1 vgl. Bourdieu, P.: 1997, S. 277 ff.

2 vgl. Bourdieu, P.: 1997, S. 104 ff. und S. 405 ff.

3 vgl. Bourdieu, P.: 1997, S. 104 ff., S.291 und S. 587 ff.

4 vgl. Bourdieu, P.: 1997, S. 114 f. und S. 500 ff.

5 Bourdieu, P.: 1997, S. 107

6 vgl. Bourdieu, P.: 1997, S. 405 ff.

Mit dem Lebensstil signalisiert insbesondere die herrschende Klasse ihren Monopolanspruch auf knappe Güter und versucht diesen durch die Legitimierung ihres Stils zu verteidigen.2

Lebensstile im Sinne Bourdieus sind Ausdruck moderner Klassenverhältnisse in Konsumgesellschaften, in denen es weniger um persönliche Expression (Identitätssicherung), sondern vielmehr um Distinktion, die Abgrenzung eines Territoriums geht. Eine Klasse definiert sich über ihren Konsum als auch über ihre Stellung innerhalb der Produktionsverhältnisse. Die Stellung innerhalb des Klassifikationskampfes hängt von der Stellung innerhalb der Klassenkämpfe ab.3

1 vgl. Bourdieu, P.: 1997, S. 121

2 vgl. Bourdieu, P.: 1997, S. 106 f.

3 vgl. Bourdieu, P.: 1997, S. 405 ff.

Abbildung 4: Die Logik der Ableitung von Lebensstilen nach Bourdieu

Distinktion ist ein zentrales Element für die Untersuchung von Lebensstilen.

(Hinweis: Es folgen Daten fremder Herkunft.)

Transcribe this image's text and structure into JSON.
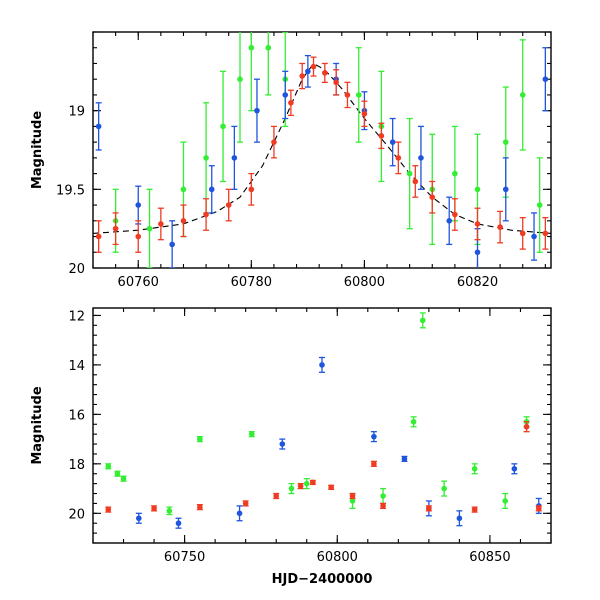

Soziale Klassen, Schichten und Gruppen unterscheiden sich nach Bourdieus Vorstellung nicht nur durch ihre wirtschaftliche Lage, sondern auch symbolisch durch die von den Klassenangehörigen gelebten Unterscheidungsmerkmalen, den so genannten „feinen Unterschieden“. Dies sind, durch Distinktionsmerkmale und distanzierte Handlungen, wie beispielsweise Manieren, Geschmack, Konsumverhalten usw., zum Ausdruck gebrachte Habitusformen. Diese Formen prägen weitgehend das Handeln der Individuen, die sich als Angehörige von sozialen Klassen und Gruppen von einander abzuheben versuchen. Bourdieu stellt darüber hinaus fest, dass die symbolisch-kulturellen und materiellen Güter ungleich verteilt sind. 1

Der Mensch versucht sich mit seiner Zugehörigkeit zu einer Gruppe von anderen zu unterscheiden. Der Besitz symbolischer Güter bringt entsprechende legitime Distinktionsmittel mit sich. Der Erfolg der Distinktion bedeutet letztendlich Erfolg im Klassenkampf und ist Mittel zur Sicherung der gesellschaftlichen Position.

Mit diesem komplexen Konzept stellt Bourdieu den Zusammenhang zwischen kultursoziologischen und klassentheoretischen Sozialstrukturen her und liefert damit ein herausragendes Basismodell für alle weiteren Lebensstil-diskussionen.